University Park, PA and Southampton, England--Researchers at Pennsylvania State University and the University of Southampton have created a silicon-based optical fiber with solar-cell capabilities that is scalable to many meters in length and has a bend radius of about 400 microns. Possible in the future: weaving together solar-cell silicon wires to create flexible, curved, or twisted solar fabrics. The findings are posted in an early online edition of Advanced Materials and will be published on a future date in the journal's print edition.
The team's new findings build on earlier work addressing the challenge of merging optical fibers with silicon chips. Rather than merge a flat chip with a round optical fiber, the team found a way to build a new kind of optical fiber with its own integrated electronic component, bypassing the need to integrate fiber-optics with chip-based electronics. To do this, they used high-pressure chemical vapor deposition to deposit semiconducting materials directly into holes in optical fibers.
In their new research, the team members have used the same high-pressure chemistry techniques to make a fiber out of crystalline silicon that can function as a photovoltaic cell. "Our goal is to extend high-performance electronic and solar-cell function to longer lengths and to more flexible forms.
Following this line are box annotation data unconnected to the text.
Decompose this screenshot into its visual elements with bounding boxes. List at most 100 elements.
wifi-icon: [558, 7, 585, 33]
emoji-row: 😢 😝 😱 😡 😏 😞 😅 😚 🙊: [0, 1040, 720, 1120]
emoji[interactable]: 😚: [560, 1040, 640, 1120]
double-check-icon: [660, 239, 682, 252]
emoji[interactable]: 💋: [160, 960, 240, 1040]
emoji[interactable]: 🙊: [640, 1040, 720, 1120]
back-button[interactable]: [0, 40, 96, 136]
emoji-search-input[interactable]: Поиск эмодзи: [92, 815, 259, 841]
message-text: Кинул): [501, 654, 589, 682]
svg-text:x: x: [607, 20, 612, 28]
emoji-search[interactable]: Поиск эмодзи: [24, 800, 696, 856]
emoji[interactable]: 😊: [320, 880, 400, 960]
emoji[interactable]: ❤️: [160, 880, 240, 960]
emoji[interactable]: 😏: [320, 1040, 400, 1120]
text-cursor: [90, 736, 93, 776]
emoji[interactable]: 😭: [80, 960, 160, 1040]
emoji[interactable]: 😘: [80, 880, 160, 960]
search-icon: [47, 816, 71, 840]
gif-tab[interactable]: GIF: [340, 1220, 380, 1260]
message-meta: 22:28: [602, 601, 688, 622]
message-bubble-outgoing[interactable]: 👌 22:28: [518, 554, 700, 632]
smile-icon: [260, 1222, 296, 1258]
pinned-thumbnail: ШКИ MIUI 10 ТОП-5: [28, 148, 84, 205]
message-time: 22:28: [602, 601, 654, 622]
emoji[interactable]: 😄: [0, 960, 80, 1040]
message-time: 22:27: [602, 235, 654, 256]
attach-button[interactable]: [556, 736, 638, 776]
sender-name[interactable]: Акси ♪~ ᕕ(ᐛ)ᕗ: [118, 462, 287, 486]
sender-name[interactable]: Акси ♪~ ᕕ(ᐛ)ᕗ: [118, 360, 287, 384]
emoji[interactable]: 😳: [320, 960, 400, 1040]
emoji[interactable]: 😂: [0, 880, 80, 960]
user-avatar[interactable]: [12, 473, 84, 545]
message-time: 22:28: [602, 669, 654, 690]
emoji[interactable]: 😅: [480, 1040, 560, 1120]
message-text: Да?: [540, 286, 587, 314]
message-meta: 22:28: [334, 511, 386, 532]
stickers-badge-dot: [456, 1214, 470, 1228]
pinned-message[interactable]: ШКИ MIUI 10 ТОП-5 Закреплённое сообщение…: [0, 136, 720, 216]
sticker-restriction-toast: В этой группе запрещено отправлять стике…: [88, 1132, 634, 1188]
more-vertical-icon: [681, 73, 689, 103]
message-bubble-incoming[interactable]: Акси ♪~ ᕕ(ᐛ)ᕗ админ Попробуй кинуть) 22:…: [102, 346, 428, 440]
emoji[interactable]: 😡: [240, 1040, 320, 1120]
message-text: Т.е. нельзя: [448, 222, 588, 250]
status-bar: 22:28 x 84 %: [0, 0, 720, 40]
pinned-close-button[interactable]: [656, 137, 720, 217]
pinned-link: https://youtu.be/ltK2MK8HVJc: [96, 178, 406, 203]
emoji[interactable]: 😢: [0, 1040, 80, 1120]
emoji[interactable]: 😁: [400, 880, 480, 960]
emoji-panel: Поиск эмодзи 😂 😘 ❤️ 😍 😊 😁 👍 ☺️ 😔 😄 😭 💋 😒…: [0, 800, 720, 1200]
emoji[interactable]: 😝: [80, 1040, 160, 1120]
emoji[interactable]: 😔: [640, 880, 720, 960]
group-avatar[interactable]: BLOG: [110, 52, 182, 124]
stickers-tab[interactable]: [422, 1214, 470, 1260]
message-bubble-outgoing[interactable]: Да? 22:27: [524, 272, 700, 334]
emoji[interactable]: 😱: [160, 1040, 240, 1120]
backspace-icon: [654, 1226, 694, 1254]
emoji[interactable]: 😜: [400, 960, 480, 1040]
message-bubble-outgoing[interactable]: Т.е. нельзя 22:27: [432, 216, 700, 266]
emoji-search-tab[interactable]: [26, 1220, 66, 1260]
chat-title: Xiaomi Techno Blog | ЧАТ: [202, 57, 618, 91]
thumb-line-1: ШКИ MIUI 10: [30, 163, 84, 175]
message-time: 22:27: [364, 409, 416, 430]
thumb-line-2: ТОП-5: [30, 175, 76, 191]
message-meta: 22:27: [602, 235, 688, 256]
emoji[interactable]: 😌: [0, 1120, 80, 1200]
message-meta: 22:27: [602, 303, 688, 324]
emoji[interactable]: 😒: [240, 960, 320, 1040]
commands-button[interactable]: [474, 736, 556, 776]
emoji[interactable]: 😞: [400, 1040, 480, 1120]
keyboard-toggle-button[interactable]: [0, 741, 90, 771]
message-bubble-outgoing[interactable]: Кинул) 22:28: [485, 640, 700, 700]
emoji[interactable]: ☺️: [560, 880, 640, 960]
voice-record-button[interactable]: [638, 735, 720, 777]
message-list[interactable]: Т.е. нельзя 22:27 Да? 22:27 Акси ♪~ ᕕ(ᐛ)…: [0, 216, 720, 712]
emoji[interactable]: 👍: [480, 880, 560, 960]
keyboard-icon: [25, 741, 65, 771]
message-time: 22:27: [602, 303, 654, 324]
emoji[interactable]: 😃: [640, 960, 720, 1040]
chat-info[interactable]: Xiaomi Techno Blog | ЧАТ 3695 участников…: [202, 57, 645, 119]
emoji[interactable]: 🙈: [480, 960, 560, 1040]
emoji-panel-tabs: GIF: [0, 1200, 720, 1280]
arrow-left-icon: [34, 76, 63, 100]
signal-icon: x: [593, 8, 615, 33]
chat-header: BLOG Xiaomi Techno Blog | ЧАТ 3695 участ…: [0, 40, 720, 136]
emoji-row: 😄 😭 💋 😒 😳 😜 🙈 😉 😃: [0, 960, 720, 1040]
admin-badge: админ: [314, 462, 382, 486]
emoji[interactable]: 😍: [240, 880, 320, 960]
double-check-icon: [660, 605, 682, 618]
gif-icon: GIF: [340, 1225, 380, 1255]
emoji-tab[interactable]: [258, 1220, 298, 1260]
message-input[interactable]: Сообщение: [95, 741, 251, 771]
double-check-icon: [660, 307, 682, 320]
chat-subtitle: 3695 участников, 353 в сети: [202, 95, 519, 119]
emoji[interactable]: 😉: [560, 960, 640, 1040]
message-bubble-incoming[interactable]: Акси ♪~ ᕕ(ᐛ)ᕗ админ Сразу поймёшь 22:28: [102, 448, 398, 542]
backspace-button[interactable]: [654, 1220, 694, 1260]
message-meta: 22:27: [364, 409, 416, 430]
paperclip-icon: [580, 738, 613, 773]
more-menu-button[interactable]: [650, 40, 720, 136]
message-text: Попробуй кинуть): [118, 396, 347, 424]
We already have made meters-long fibers but, in principle, our team's new method could be used to create bendable silicon solar-cell fibers of over 10 meters in length," says John Badding, a professor of chemistry at Penn State University. "Long, fiber-based solar cells give us the potential to do something we couldn't really do before: We can take the silicon fibers and weave them together into a fabric with a wide range of applications such as power generation, battery charging, chemical sensing, and biomedical devices."
The military especially is interested in designing wearable power sources for soldiers in the field, Badding notes.
"Another intriguing property of these silicon-fiber devices is that as they are so compact, they can have a very fast response to visible laser light," says Pier J. A. Sazio of the University of Southampton. "In fact, we fabricated fiber-based photodetectors with a bandwidth of over 1.8 GHz."